Tuesday, August 21, 2007

Well is running dry for real estate deals

Real estate lending evaporates, transactions stall and buyers walk.

Tom Fredrickson, Crain's New York Business
August 19, 2007


The credit crunch is paralyzing the New York real estate market.

In the past few weeks, financing for almost all large commercial and residential projects in the city has dried up.

As a result, some property developers and investors are being forced to abandon deals and are losing hundreds of thousands of dollars in deposits. Those who are closing deals are being forced to double their down payments and pay significantly higher interest rates.

"The blood on the streets proved that things go down as well as up," says Geoffrey Rice, a senior director at CB Richard Ellis/Capital Markets. "The markets have just changed."

The credit crunch results from the meltdown in subprime residential loans, which has quashed investor interest in any type of real estate securities. Wall Street banks issue most large loans, which they package into securities and sell to investors. In recent weeks, growing concern about bad real estate loans has brought that activity to a virtual standstill.

With the residential real estate market looking increasingly overbuilt, interest has been particularly weak in financing new condominium developments anywhere except in prime Manhattan locations.


Deals on hold


"Condo developments in fringe locations are soft," says Dan Fasulo, managing director at Real Capital Analytics.

With the securitization pipeline for all sorts of projects closed, 37 commercial deals in Manhattan collectively worth $9.5 billion remain unfunded, according to Real Capital Analytics. They include $1.29 billion to acquire the Park Avenue Atrium office tower; $1.2 billion for the Manhattan House apartment complex; and about $53 million to buy an industrial property at 511 W. 21st St., demolish it and put up a hotel. These transactions may still be done, however.

In the past month, such Wall Street firms as Goldman Sachs, Lehman Brothers and Bear Stearns, as well as money-center banks like Citigroup and J.P. Morgan Chase, have drastically reduced the number of deals they are willing to finance.

"We are finding it almost impossible to get a real quote or anything that will stick," says James Murphy, executive managing director, New York metropolitan region, at real estate brokerage GVA Williams.


Deposits at risk


Several sources say they know of cases in which investors are losing deposits because they can't find financing. The chief hurdle most of them failed to clear was the additional equity that lenders are requiring. Buyers could lose many millions of dollars in the next several weeks as the 30- and 60-day closing deadlines--typical in New York--arrive.

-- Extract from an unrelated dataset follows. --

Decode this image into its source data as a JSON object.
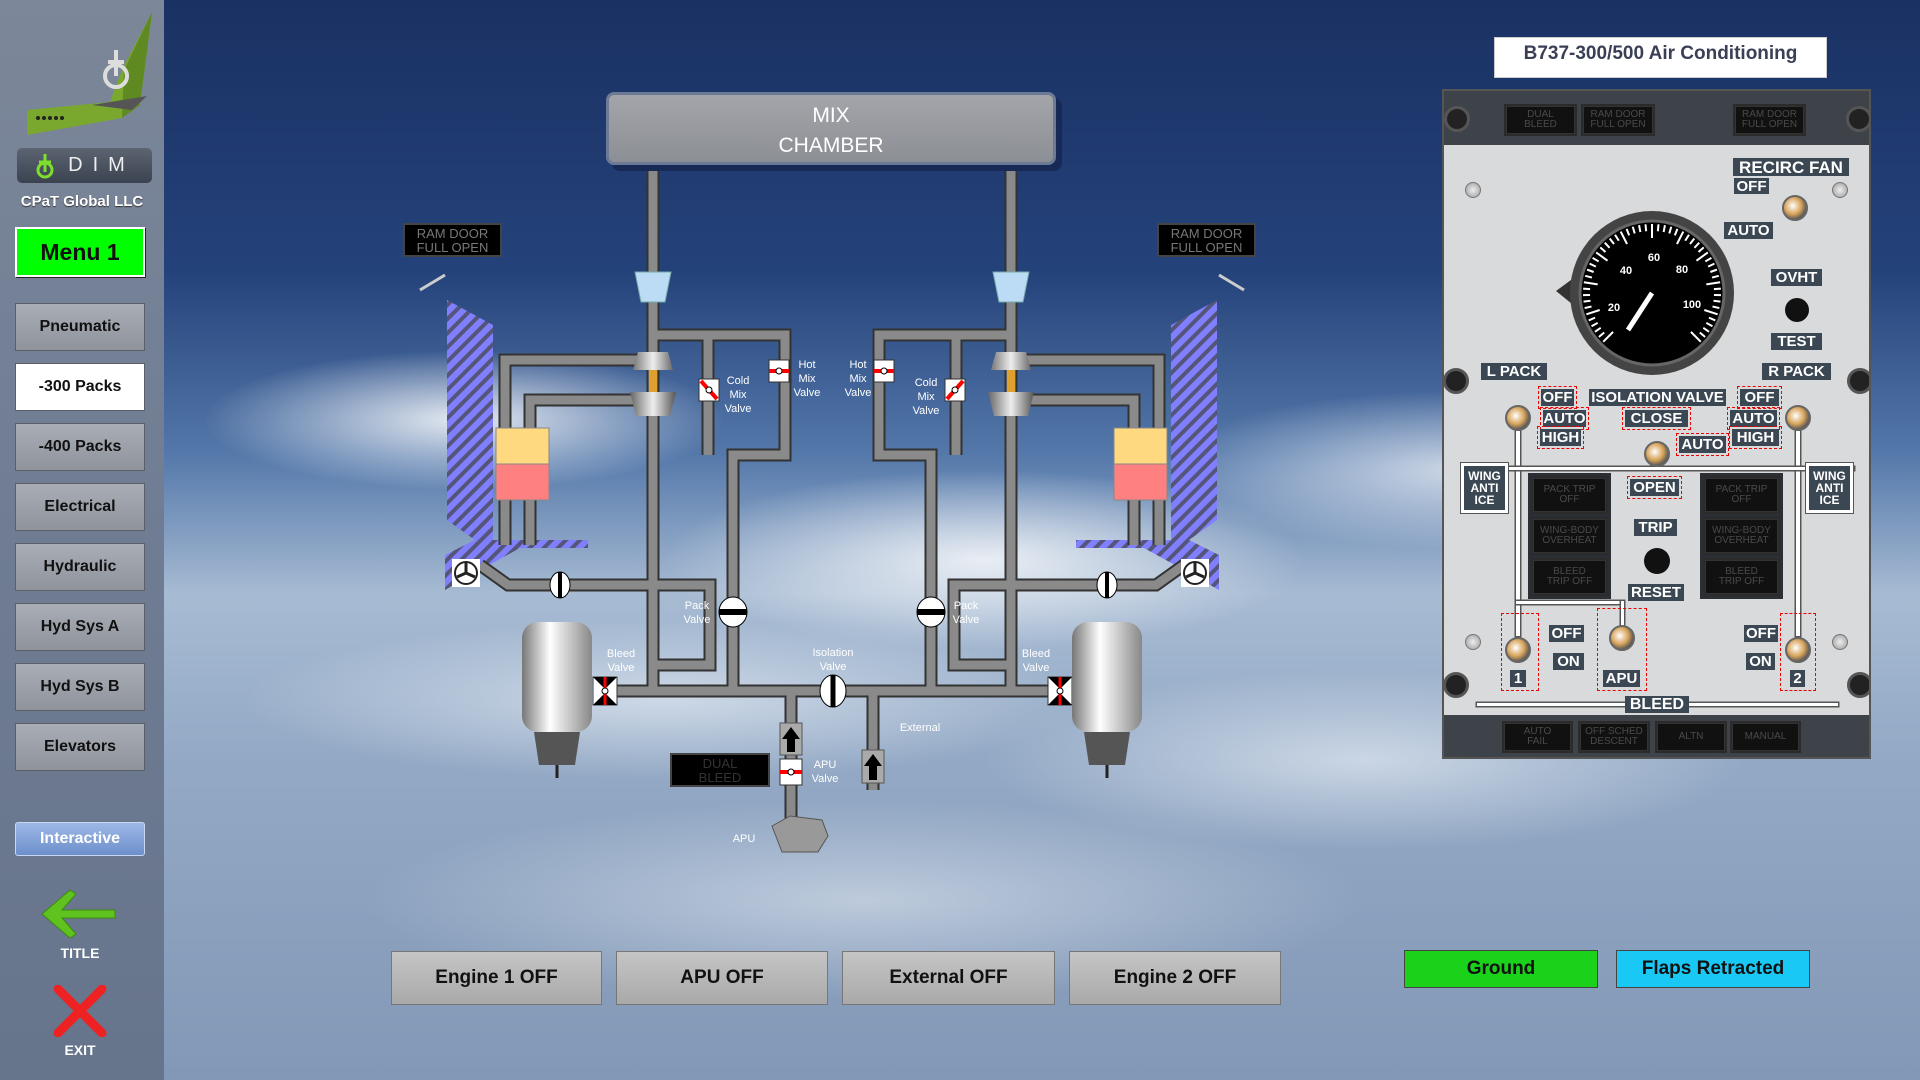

One Brooklyn investor who borrows on Wall Street says that in recent weeks he has walked away from acquiring about eight office building and shopping centers collectively worth $150 million.

One of those deals required a $500,000 deposit, which is now lost. The buyer thought he had locked in an interest-only mortgage at 6%, but his lender changed the terms, making the loan 7% and requiring monthly principal payments. The monthly cash outlay for the latter loan would have been 37% higher than that for the former, the investor says. "I would have ended up making no money."

About the only transactions moving ahead are smaller ones financed by savings banks and insurers; those lenders will not sell mortgages in the secondary market but hold them in their own portfolios.

In the past two weeks, New York Life has begun processing $200 million of commercial real estate loans nationally. Manhattan-based Amalgamated Bank, which caps its mortgages at about $25 million, is hiring commercial lenders and aims to increase its commercial loan portfolio to $1 billion from $600 million.

"We view the current disruption in the marketplace as a short- and intermediate-term opportunity," says Amalgamated Chief Executive Derrick Cephas.

Wall Street is altering terms on the few loans it is completing. Lenders cite contract provisions that allow such revisions in response to "material adverse changes"--namely, the freeze-up in the debt markets. The result is that interest rates on commercial mortgages in the pipeline are now a full percentage point higher than 10-year Treasury notes. Lenders are also demanding equity contributions of 30% or more, compared with only 10% or 15% before the credit crunch.

With so much uncertainty, some sellers are lowering prices to help make deals happen. Mr. Murphy at GVA Williams says prices for office buildings under contract for $100 million are being slashed by up to 6%.

"Prices are down 5% to 10% on all purchases," says Ira Zlotowitz, president of Eastern Union Funding, a Brooklyn-based commercial mortgage brokerage. "No one thinks prices are going to go up."